Charlotte, après la perte de Josué, a écrit et illustré un livre pour enfants intitulé "Le Roi du Silence" pour raconter son histoire à ses autres enfants. "Ce livre “Le roi du silence” renferme tout l'amour et la lumière qu'il nous a apportés, et aujourd'hui on peut le partager avec d'autres. De la naissance de Josué, nous avons la sensation d'avoir réussi à créer quelque chose de beau, de coloré, de doux."
Ces initiatives témoignent de la résilience des parents endeuillés et de leur capacité à transformer la douleur en quelque chose de positif.
Le Chemin de la Résilience : Apprendre à Vivre avec l'Absence
Le deuil périnatal est une épreuve qui marque à jamais la vie des parents. Il n'est pas possible d'oublier ou d'effacer la douleur, mais il est possible d'apprendre à vivre avec l'absence, à intégrer cette perte à son histoire personnelle et à trouver un nouveau sens à sa vie.

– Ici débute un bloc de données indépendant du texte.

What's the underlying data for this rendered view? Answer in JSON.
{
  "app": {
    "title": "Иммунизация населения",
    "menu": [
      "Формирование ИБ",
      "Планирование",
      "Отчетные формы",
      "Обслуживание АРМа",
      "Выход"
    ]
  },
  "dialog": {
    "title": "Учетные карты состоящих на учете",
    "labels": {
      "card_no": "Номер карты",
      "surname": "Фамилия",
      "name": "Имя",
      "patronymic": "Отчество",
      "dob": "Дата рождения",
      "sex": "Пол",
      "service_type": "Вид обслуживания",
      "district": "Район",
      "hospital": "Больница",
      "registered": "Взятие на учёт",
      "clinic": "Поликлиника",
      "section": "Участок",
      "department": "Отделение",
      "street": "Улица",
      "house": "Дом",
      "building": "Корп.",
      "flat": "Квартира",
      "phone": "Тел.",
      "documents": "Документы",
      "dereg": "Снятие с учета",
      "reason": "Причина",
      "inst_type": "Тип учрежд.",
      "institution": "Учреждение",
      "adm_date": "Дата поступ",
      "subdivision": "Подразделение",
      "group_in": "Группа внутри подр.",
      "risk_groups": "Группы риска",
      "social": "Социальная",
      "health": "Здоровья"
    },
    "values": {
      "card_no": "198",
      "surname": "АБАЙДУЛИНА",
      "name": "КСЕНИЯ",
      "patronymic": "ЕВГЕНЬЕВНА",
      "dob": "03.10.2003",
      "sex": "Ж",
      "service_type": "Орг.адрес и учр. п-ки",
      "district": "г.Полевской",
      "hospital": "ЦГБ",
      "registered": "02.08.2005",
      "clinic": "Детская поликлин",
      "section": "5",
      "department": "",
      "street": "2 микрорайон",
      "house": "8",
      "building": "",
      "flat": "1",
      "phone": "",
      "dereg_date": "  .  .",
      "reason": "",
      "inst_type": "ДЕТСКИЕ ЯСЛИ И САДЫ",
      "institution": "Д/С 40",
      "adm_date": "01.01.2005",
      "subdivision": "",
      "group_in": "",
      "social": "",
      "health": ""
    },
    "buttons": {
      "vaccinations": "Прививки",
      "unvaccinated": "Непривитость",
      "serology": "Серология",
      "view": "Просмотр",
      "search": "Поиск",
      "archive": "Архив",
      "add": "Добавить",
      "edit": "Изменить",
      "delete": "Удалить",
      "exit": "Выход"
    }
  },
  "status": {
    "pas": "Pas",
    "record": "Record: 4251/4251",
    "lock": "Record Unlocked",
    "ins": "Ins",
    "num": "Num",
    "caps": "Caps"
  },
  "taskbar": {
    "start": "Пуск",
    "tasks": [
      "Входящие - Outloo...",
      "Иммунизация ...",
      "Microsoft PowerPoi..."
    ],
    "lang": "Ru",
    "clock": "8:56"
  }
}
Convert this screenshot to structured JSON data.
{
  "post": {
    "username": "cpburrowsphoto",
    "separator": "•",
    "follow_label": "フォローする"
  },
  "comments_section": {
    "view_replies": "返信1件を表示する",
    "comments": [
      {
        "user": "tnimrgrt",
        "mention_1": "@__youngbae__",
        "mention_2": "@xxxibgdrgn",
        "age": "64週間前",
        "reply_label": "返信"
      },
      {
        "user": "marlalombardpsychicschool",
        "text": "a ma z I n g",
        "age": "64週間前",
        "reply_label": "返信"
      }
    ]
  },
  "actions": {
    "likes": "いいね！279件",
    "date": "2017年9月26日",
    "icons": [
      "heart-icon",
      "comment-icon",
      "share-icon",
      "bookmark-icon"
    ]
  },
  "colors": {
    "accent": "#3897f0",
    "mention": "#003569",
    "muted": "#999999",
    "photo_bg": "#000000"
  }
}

Comme le témoigne Céline, qui a perdu son fils Augustin : "Comme tous les mois de juillet depuis quatre ans, je suis en apnée, happée par le manque de toi qui ne me quittes pourtant jamais."
Le chemin de la résilience est long et difficile, mais il est possible. Il nécessite du temps, de la patience, du soutien et la volonté de se reconstruire. Il est important de se rappeler que l'amour pour l'enfant qui est parti ne disparaît jamais et qu'il peut continuer à vivre dans le cœur des parents.